Life of a Tile Function

PlaidML represents machine learning operations as functions in the Tile programming language. PlaidML compiles functions written in the Tile language into optimized kernels for various backends. This document walks through the process of transforming a Tile function into OpenCL code and machine code via LLVM.

While most people will choose to either use PlaidML as a backend for Keras or ONNX or to build operation graphs using the higher-level plaidml.op and plaidml.tile APIs, these interfaces are all implemented in terms of Tile functions.
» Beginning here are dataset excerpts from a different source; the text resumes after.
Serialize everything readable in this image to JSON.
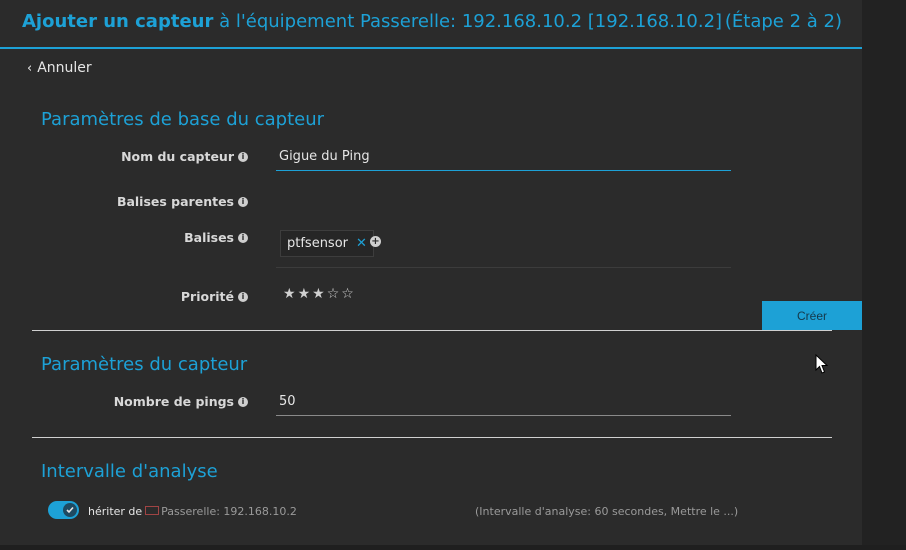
{
  "header": {
    "title_bold": "Ajouter un capteur",
    "title_rest": " à l'équipement Passerelle: 192.168.10.2 [192.168.10.2]",
    "step": "(Étape 2 à 2)"
  },
  "cancel": {
    "label": "Annuler"
  },
  "sections": {
    "basic": {
      "title": "Paramètres de base du capteur",
      "name_label": "Nom du capteur",
      "name_value": "Gigue du Ping",
      "parent_tags_label": "Balises parentes",
      "tags_label": "Balises",
      "tags": [
        "ptfsensor"
      ],
      "priority_label": "Priorité",
      "priority": 3,
      "priority_max": 5
    },
    "sensor": {
      "title": "Paramètres du capteur",
      "pings_label": "Nombre de pings",
      "pings_value": "50"
    },
    "interval": {
      "title": "Intervalle d'analyse",
      "inherit_label": "hériter de",
      "device": "Passerelle: 192.168.10.2",
      "note": "(Intervalle d'analyse: 60 secondes, Mettre le ...)",
      "inherit_enabled": true
    }
  },
  "actions": {
    "create_label": "Créer"
  },
  "colors": {
    "accent": "#1da1d6",
    "background": "#2b2b2b"
  }
}
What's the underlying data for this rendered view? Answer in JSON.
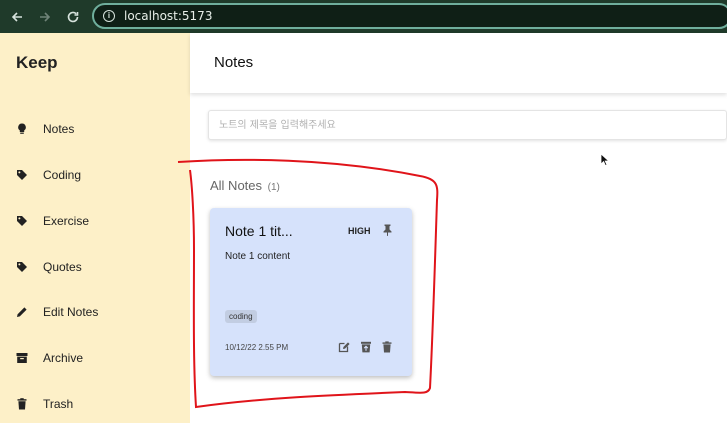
{
  "browser": {
    "url": "localhost:5173"
  },
  "sidebar": {
    "brand": "Keep",
    "items": [
      {
        "label": "Notes",
        "icon": "lightbulb-icon"
      },
      {
        "label": "Coding",
        "icon": "tag-icon"
      },
      {
        "label": "Exercise",
        "icon": "tag-icon"
      },
      {
        "label": "Quotes",
        "icon": "tag-icon"
      },
      {
        "label": "Edit Notes",
        "icon": "pencil-icon"
      },
      {
        "label": "Archive",
        "icon": "archive-icon"
      },
      {
        "label": "Trash",
        "icon": "trash-icon"
      }
    ]
  },
  "header": {
    "title": "Notes"
  },
  "search": {
    "placeholder": "노트의 제목을 입력해주세요"
  },
  "section": {
    "title": "All Notes",
    "count": "(1)"
  },
  "note": {
    "title": "Note 1 tit...",
    "priority": "HIGH",
    "content": "Note 1 content",
    "tag": "coding",
    "date": "10/12/22 2.55 PM",
    "background": "#d6e2fb"
  },
  "colors": {
    "sidebar": "#fdf0c8",
    "annotation": "#e0141a"
  }
}
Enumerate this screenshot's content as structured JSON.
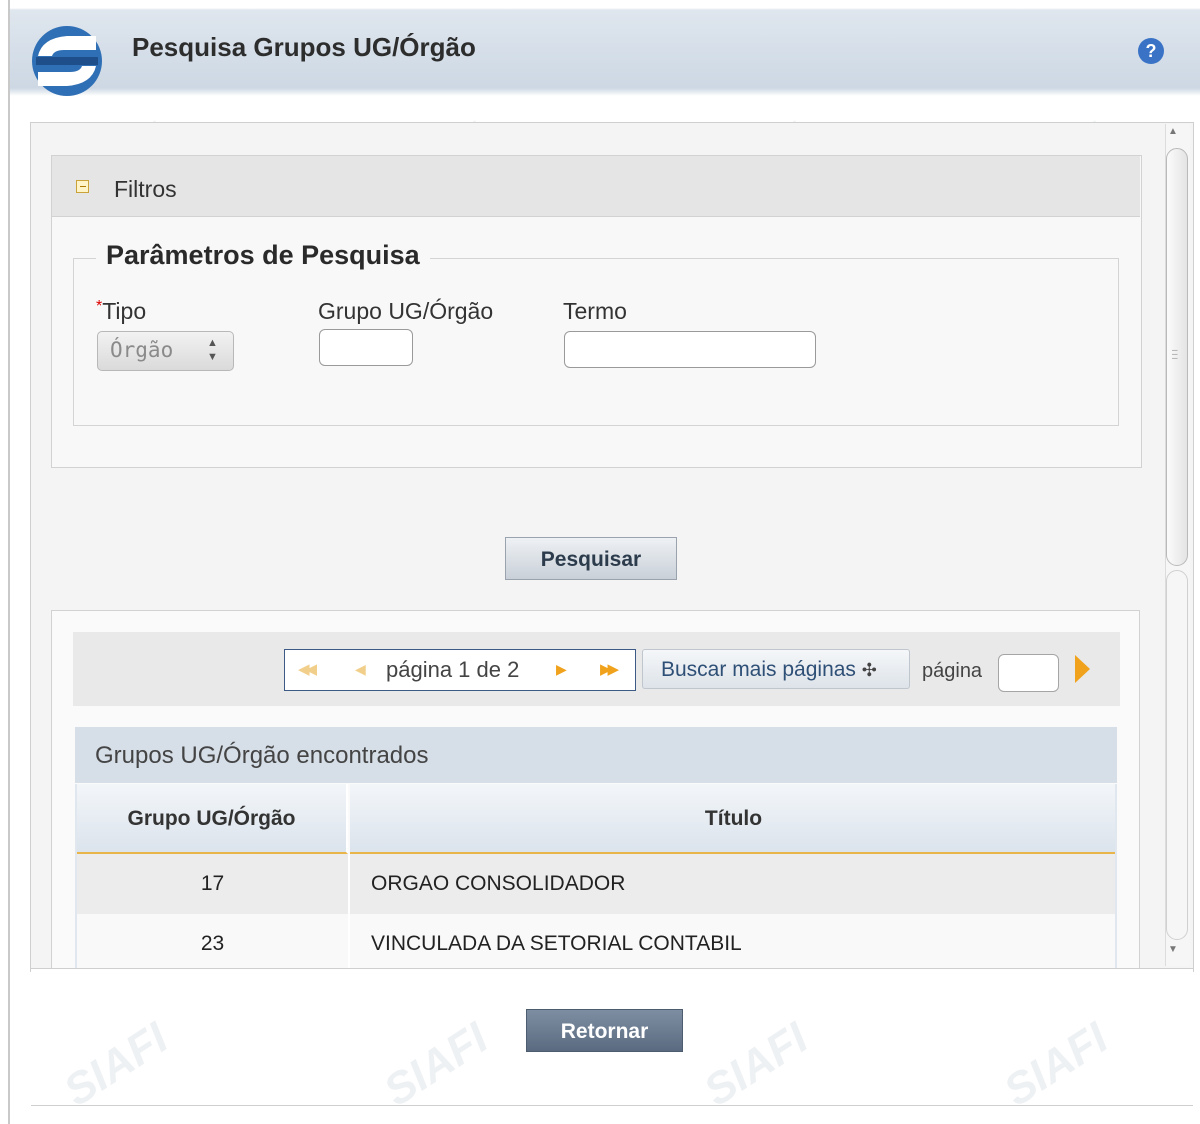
{
  "header": {
    "title": "Pesquisa Grupos UG/Órgão",
    "help_icon": "question-icon",
    "logo_icon": "siafi-logo-icon",
    "help_glyph": "?"
  },
  "filtros": {
    "label": "Filtros",
    "collapse_icon": "collapse-minus-icon",
    "legend": "Parâmetros de Pesquisa",
    "tipo": {
      "required_mark": "*",
      "label": "Tipo",
      "value": "Órgão"
    },
    "grupo": {
      "label": "Grupo UG/Órgão",
      "value": ""
    },
    "termo": {
      "label": "Termo",
      "value": ""
    }
  },
  "actions": {
    "pesquisar": "Pesquisar",
    "retornar": "Retornar"
  },
  "pager": {
    "page_text": "página 1 de 2",
    "buscar_mais": "Buscar mais páginas",
    "buscar_icon_glyph": "✣",
    "pagina_label": "página",
    "pagina_value": "",
    "current_page": 1,
    "total_pages": 2
  },
  "table": {
    "title": "Grupos UG/Órgão encontrados",
    "headers": [
      "Grupo UG/Órgão",
      "Título"
    ],
    "rows": [
      {
        "grupo": "17",
        "titulo": "ORGAO CONSOLIDADOR"
      },
      {
        "grupo": "23",
        "titulo": "VINCULADA DA SETORIAL CONTABIL"
      }
    ]
  },
  "watermark": {
    "text": "SIAFI"
  },
  "colors": {
    "header_bg": "#cdd8e4",
    "button_dark": "#5a6a80",
    "pager_arrow": "#f0a21c",
    "required": "#dd0000",
    "help_icon": "#3a73c6"
  }
}
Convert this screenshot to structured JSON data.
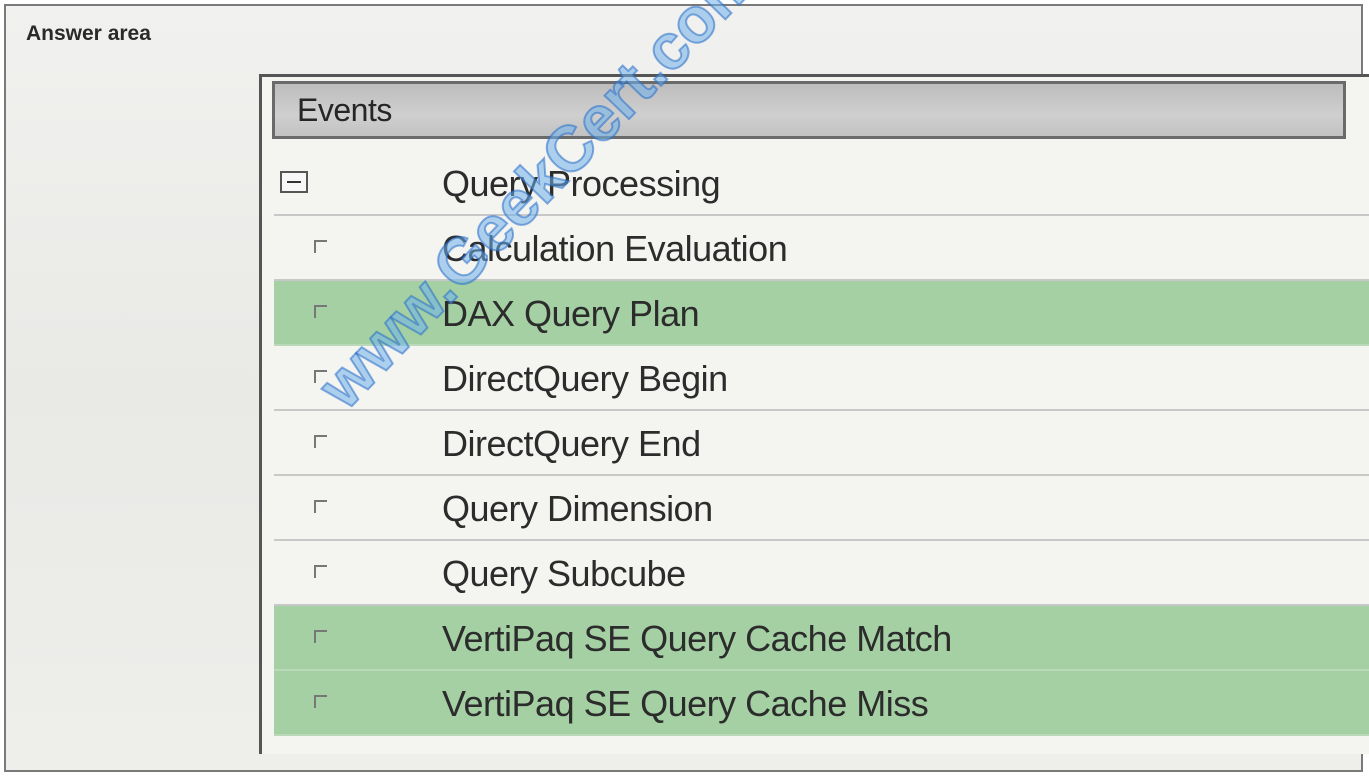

We can therefore take a tour through the core components in PlaidML’s architecture by following the course a simple Tile function takes from definition through execution. For this example, we’ll use the same categorical_crossentropy function explored in the Adding Operations tutorial:

function (T[X, Y], O[X, Y]) -> (R) {
   LO = log(O);
   Temp[x: X] = +(LO[x, y] * T[x, y]);
   R = -Temp;
}

We’ll consider how this Tile function passes through three major stages of PlaidML. First, the PlaidML API parses the raw string containing Tile code and the data into an Invoker or Invocation, which contains symbolic information detailing what computations to execute. Next, the Tile compiler transforms this Invoker into a list of semantic trees, each detailing a kernel that needs to be executed. Finally, the hardware abstraction layer transforms these semantic trees into device-specific kernels.